According to a recent study, central hair loss in African American women does not seem to be associated with relaxer or hot comb use; a history of seborrheic dermatitis; or reaction to a hair care product, bacterial infection, or male-pattern hair loss in fathers of subjects. Future studies need to address the influence of recall bias. I myself have had patients flatly deny ever having straightened their hair, only to have a family member remind them that they practiced straightening for years.
Langerhans Cells in LPP and Traction Alopecia
A study comparing the Langerhans cell concentration in LPP with traction alopecia was performed using double immunostaining with CD1a and CD3. The 16 biopsy specimens evaluated included nine biopsies of LPP and seven biopsies of traction alopecia. The mean ratio of the concentration of Langerhans cells to T lymphocytes was 1.28 for LPP and 0.59 for traction alopecia, suggesting the inflammation in LPP may be influenced by Langerhans cells and suggesting that traction alopecia is not immune-mediated. It should be noted that isolated cases of traction alopecia demonstrated ratios similar to those seen in LPP, limiting the diagnostic utility in individual cases. It may be that these cases represented cicatricial marginal alopecia, rather than traction alopecia.

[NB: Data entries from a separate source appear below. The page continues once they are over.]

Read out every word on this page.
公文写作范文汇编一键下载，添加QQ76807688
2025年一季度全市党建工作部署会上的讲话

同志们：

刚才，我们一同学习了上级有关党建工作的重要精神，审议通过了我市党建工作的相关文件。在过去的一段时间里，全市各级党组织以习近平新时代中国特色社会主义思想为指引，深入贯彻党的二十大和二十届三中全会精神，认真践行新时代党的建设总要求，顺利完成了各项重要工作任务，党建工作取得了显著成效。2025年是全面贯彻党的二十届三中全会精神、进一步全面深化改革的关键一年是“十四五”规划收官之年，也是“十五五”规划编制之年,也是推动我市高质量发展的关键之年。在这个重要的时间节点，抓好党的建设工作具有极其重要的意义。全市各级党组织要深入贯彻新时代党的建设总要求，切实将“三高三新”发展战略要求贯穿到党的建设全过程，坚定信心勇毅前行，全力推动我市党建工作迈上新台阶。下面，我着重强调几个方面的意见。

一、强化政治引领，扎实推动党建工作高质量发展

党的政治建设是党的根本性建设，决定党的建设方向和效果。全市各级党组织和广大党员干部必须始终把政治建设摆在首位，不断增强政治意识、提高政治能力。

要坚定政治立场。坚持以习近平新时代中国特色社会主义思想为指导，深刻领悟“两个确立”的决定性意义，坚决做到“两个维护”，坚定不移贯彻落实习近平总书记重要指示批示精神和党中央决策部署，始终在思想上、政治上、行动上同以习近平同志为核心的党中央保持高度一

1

Elastic Tissue Patterns in Alopecia
Characteristic patterns of elastic tissue loss can be helpful in the diagnosis of scarring alopecia. The biopsy must be taken from a mature area of alopecia and does not require the presence of inflammation. Normal fibrous tract remnants are surrounded by a thick elastic tissue sheath ( Fig. 6 ). LPP and folliculitis decalvans demonstrate loss of the elastic sheath in the late stage when the infiltrate is no longer identifiable ( Fig. 7 ). In vertical sections, LPP and folliculitis decalvans demonstrate superficial wedge-shaped scars centered about the infundibulum ( Fig. 8 ), whereas end-stage lesions of chronic cutaneous lupus erythematosus usually demonstrate loss of elastic tissue throughout the entire dermis. Idiopathic pseudopelade (ie, those cases that do not represent LPP) demonstrates broad hyalinized fibrous tract remnants with preservation and duplication of the elastic sheath and thick interstitial elastic fibers ( Fig. 9 ). Although an elastic van Gieson stain is most commonly used to demonstrate the characteristic patterns, an alternative is to view hematoxylin-eosin stained sections under a fluorescent microscope, taking advantage of the autofluorescence of the eosinophilic elastic fibers ( Fig. 10 ). This compares favorably with elastic van Gieson stained sections ( Fig. 11 ). It should be emphasized that elastic staining provides prognostic and diagnostic information, because scarring at the level of the germinative epithelium (bulge area) correlates with permanent hair loss.